While you’re still at the V&A Waterfront, set off on the path to Nobel Square. Here you’ll find four, large bronze statues of South Africa’s Nobel Peace Prize laureates: Albert Luthuli, Desmond Tutu, FW de Klerk and Nelson Mandela. In 1993, Madiba and FW de Klerk were awarded the Nobel Peace Prize. The inscription on Madiba’s statues reads: ‘Never, never and never again shall it be that this beautiful land will experience the oppression of one by another.’
As you drive through the city, keep a lookout for a portrait of Madiba covering many floors of The Civic Centre in the City Centre. You may also drive along Nelson Mandela Boulevard: in a very basic sense it connects people; just like Madiba did in an extremely profound way.

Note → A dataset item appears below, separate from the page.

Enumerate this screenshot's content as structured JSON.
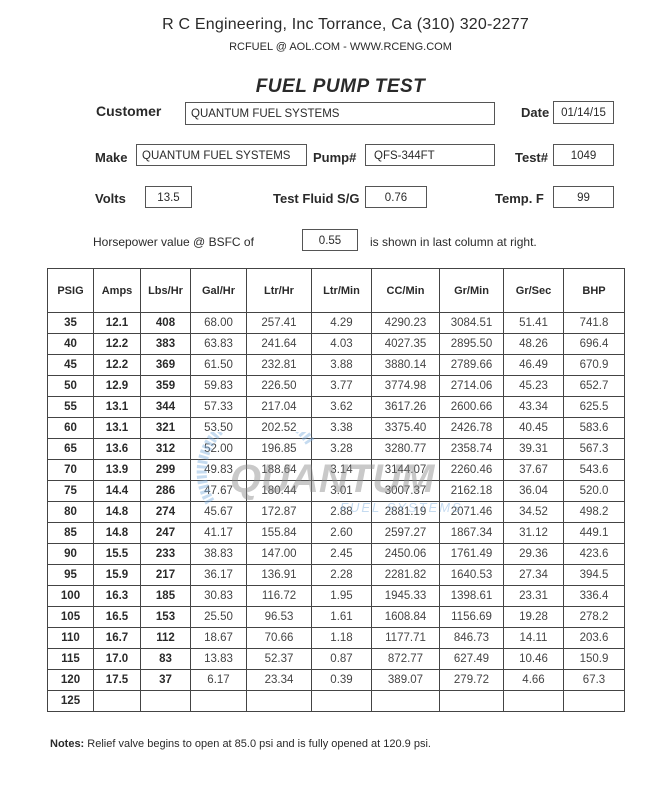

“Friends, comrades and fellow South Africans, I greet you all in the name of peace, democracy and freedom for all. I stand before you not as a prophet, but as a humble servant of you, the people. Your tireless and heroic sacrifices have made it possible for me to be here today. I therefore place the remaining years of my life in your hands.”
Your drive could take you to the Grand Parade, where on February 11 1990, only hours after his release from prison, Nelson Mandela made his first public speech from the balcony of the Cape Town City Hall. Built in 1905, the City Hall is an interesting place to visit, for its historic value, Victorian architecture as well as its beautiful national library housed inside. Additionally, for nearly a century, it’s also been the home of Cape Town’s orchestra.
“We have a vision of all our country at play in our sportsfields and enjoying deserved and enriching recreation in our theatres, galleries, beaches, mountains, plains and game parks, in conditions of peace, security and comfort.”
As our South African president between 1994 and 1999, Madiba naturally spent many years in Parliament (Parliament Street). It’s perhaps here you’ll hear the echo of his footsteps the loudest, as during his term members of the chambers created the 1996 constitution, and with it the laws that serve as the framework of our democracy. Visitors are welcome to come view the floor where he made many of his historic speeches and tours can be arranged. After your visit, explore the adjacent The Company’s Garden, a place where Madiba himself surely walked under the trees too.
Another garden to visit is Kirstenbosch National Botanical Gardens. In the 1990s, a yellow strelitzia was renamed ‘Mandela’s Gold’ to honour the visit of the president to the gardens.
‘My country is rich in the minerals and gems that lie beneath its soil, but I have always known that its greatest wealth is its people, finer and truer than the purest diamonds.’
Tip: with the Madiba’s Journey app, you can visit Madiba-inspired tourist attractions across South Africa.